Stylissadines (2 and 3, Figure 1 and 13) are tetrameric members of PIAs. Structurally, they are ether-linked dimers of massadine and thus the largest and the most complex structures within the oroidin family of alkaloids discovered so far. Stylissadine A (2) is the formal condensation product of two molecules of massadine (125) and it has a C₂ symmetry. Stylissadine B (3), on the contrary, does not have a C₂ symmetry because the C-2’ stereocenter is inverted [175]. Both have biological activity (2: IC₅₀ = 0.7 μM; 3: IC₅₀ = 1.8 μM) as antagonists of the P2X7 receptor involved in inflammatory diseases, but their high molecular weight and structural complexity render them hard to develop as drugs [176]. Efforts to convert massadine chloride into stylissadines are underway in Baran’s group.

In 2003, Fusetani et al. isolated the fluorescent alkaloid ageladine A (138) from the sponge Agelas Nakamurai by a bioassay-guided extraction [177]. Ageladine A is reported to inhibit several matrix metalloproteinases (MMPs-1, -2, -8, -9, -12 and -13). As it has been demonstrated that 138 does not chelate zinc ion like all known MMP-inhibitors do, the natural product probably operates with a completely different mechanism of action. Ageladine A showed also antiangiogenic effects. Moreover it is the first isolated PIA containing a 2-aminoimidazolopyridine moiety.

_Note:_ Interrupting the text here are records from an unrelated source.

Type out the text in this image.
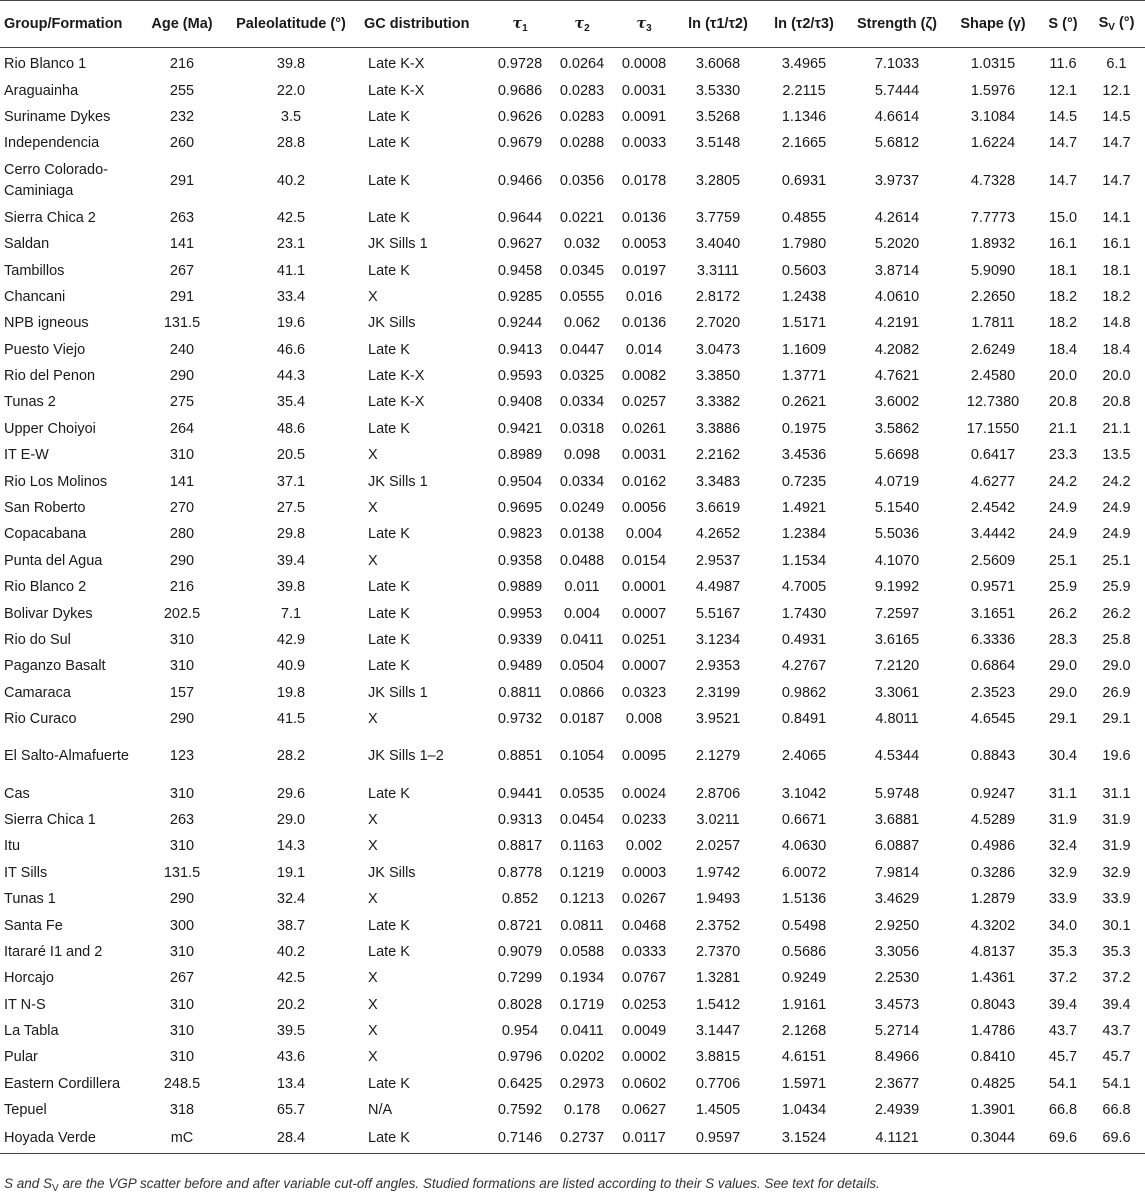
Group/Formation	Age (Ma)	Paleolatitude (°)	GC distribution	$\tau_1$	$\tau_2$	$\tau_3$	ln (τ1/τ2)	ln (τ2/τ3)	Strength (ζ)	Shape (γ)	S (°)	$S_V$ (°)
Rio Blanco 1	216	39.8	Late K-X	0.9728	0.0264	0.0008	3.6068	3.4965	7.1033	1.0315	11.6	6.1
Araguainha	255	22.0	Late K-X	0.9686	0.0283	0.0031	3.5330	2.2115	5.7444	1.5976	12.1	12.1
Suriname Dykes	232	3.5	Late K	0.9626	0.0283	0.0091	3.5268	1.1346	4.6614	3.1084	14.5	14.5
Independencia	260	28.8	Late K	0.9679	0.0288	0.0033	3.5148	2.1665	5.6812	1.6224	14.7	14.7
Cerro Colorado-Caminiaga	291	40.2	Late K	0.9466	0.0356	0.0178	3.2805	0.6931	3.9737	4.7328	14.7	14.7
Sierra Chica 2	263	42.5	Late K	0.9644	0.0221	0.0136	3.7759	0.4855	4.2614	7.7773	15.0	14.1
Saldan	141	23.1	JK Sills 1	0.9627	0.032	0.0053	3.4040	1.7980	5.2020	1.8932	16.1	16.1
Tambillos	267	41.1	Late K	0.9458	0.0345	0.0197	3.3111	0.5603	3.8714	5.9090	18.1	18.1
Chancani	291	33.4	X	0.9285	0.0555	0.016	2.8172	1.2438	4.0610	2.2650	18.2	18.2
NPB igneous	131.5	19.6	JK Sills	0.9244	0.062	0.0136	2.7020	1.5171	4.2191	1.7811	18.2	14.8
Puesto Viejo	240	46.6	Late K	0.9413	0.0447	0.014	3.0473	1.1609	4.2082	2.6249	18.4	18.4
Rio del Penon	290	44.3	Late K-X	0.9593	0.0325	0.0082	3.3850	1.3771	4.7621	2.4580	20.0	20.0
Tunas 2	275	35.4	Late K-X	0.9408	0.0334	0.0257	3.3382	0.2621	3.6002	12.7380	20.8	20.8
Upper Choiyoi	264	48.6	Late K	0.9421	0.0318	0.0261	3.3886	0.1975	3.5862	17.1550	21.1	21.1
IT E-W	310	20.5	X	0.8989	0.098	0.0031	2.2162	3.4536	5.6698	0.6417	23.3	13.5
Rio Los Molinos	141	37.1	JK Sills 1	0.9504	0.0334	0.0162	3.3483	0.7235	4.0719	4.6277	24.2	24.2
San Roberto	270	27.5	X	0.9695	0.0249	0.0056	3.6619	1.4921	5.1540	2.4542	24.9	24.9
Copacabana	280	29.8	Late K	0.9823	0.0138	0.004	4.2652	1.2384	5.5036	3.4442	24.9	24.9
Punta del Agua	290	39.4	X	0.9358	0.0488	0.0154	2.9537	1.1534	4.1070	2.5609	25.1	25.1
Rio Blanco 2	216	39.8	Late K	0.9889	0.011	0.0001	4.4987	4.7005	9.1992	0.9571	25.9	25.9
Bolivar Dykes	202.5	7.1	Late K	0.9953	0.004	0.0007	5.5167	1.7430	7.2597	3.1651	26.2	26.2
Rio do Sul	310	42.9	Late K	0.9339	0.0411	0.0251	3.1234	0.4931	3.6165	6.3336	28.3	25.8
Paganzo Basalt	310	40.9	Late K	0.9489	0.0504	0.0007	2.9353	4.2767	7.2120	0.6864	29.0	29.0
Camaraca	157	19.8	JK Sills 1	0.8811	0.0866	0.0323	2.3199	0.9862	3.3061	2.3523	29.0	26.9
Rio Curaco	290	41.5	X	0.9732	0.0187	0.008	3.9521	0.8491	4.8011	4.6545	29.1	29.1
El Salto-Almafuerte	123	28.2	JK Sills 1–2	0.8851	0.1054	0.0095	2.1279	2.4065	4.5344	0.8843	30.4	19.6
Cas	310	29.6	Late K	0.9441	0.0535	0.0024	2.8706	3.1042	5.9748	0.9247	31.1	31.1
Sierra Chica 1	263	29.0	X	0.9313	0.0454	0.0233	3.0211	0.6671	3.6881	4.5289	31.9	31.9
Itu	310	14.3	X	0.8817	0.1163	0.002	2.0257	4.0630	6.0887	0.4986	32.4	31.9
IT Sills	131.5	19.1	JK Sills	0.8778	0.1219	0.0003	1.9742	6.0072	7.9814	0.3286	32.9	32.9
Tunas 1	290	32.4	X	0.852	0.1213	0.0267	1.9493	1.5136	3.4629	1.2879	33.9	33.9
Santa Fe	300	38.7	Late K	0.8721	0.0811	0.0468	2.3752	0.5498	2.9250	4.3202	34.0	30.1
Itararé I1 and 2	310	40.2	Late K	0.9079	0.0588	0.0333	2.7370	0.5686	3.3056	4.8137	35.3	35.3
Horcajo	267	42.5	X	0.7299	0.1934	0.0767	1.3281	0.9249	2.2530	1.4361	37.2	37.2
IT N-S	310	20.2	X	0.8028	0.1719	0.0253	1.5412	1.9161	3.4573	0.8043	39.4	39.4
La Tabla	310	39.5	X	0.954	0.0411	0.0049	3.1447	2.1268	5.2714	1.4786	43.7	43.7
Pular	310	43.6	X	0.9796	0.0202	0.0002	3.8815	4.6151	8.4966	0.8410	45.7	45.7
Eastern Cordillera	248.5	13.4	Late K	0.6425	0.2973	0.0602	0.7706	1.5971	2.3677	0.4825	54.1	54.1
Tepuel	318	65.7	N/A	0.7592	0.178	0.0627	1.4505	1.0434	2.4939	1.3901	66.8	66.8
Hoyada Verde	mC	28.4	Late K	0.7146	0.2737	0.0117	0.9597	3.1524	4.1121	0.3044	69.6	69.6
S and $S_V$ are the VGP scatter before and after variable cut-off angles. Studied formations are listed according to their S values. See text for details.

In the same paper, Fusetani also hypothesized a possible biogenesis of ageladine A: amino acids proline and histidine evolve to dibromopyrrole carboxyaldehyde and histamine, respectively. They subsequently generate intermediate imine 139, which undergoes oxidative intramolecular cyclization to afford 138 (Figure 15).

Since its isolation, quite a few total syntheses have been reported and recently reviewed [7,8,10]. As shown in Figure 16, the first generation Weinreb approach toward 138 settled a 6π-1-azatriene electrocyclization as the key step [178,179], while a biomimetic synthesis was reported one year later by the same group exploiting a 6π-2-azatriene electrocyclization [180,181]. In the meantime Karuso et al. published an elegant, two-step, biomimetic synthesis of ageladine A starting from 2-aminohistamine and 4,5-dibromo-2-formylpyrrole and moving through a Pictet-Spengler-type condensation [182].

An evaluation of the MMP-12 inhibition efficiency of ageladine A and its analogues has been reported by Ando and co-workers [183], confirming that the two bromine atoms and the NH groups are essential for the biological activity. Moreover very recently it has been demonstrated that 138 is a reliable and stable fluorescent pH sensor. Because of its permeability it can be used for detection of intracellular pH changes [184].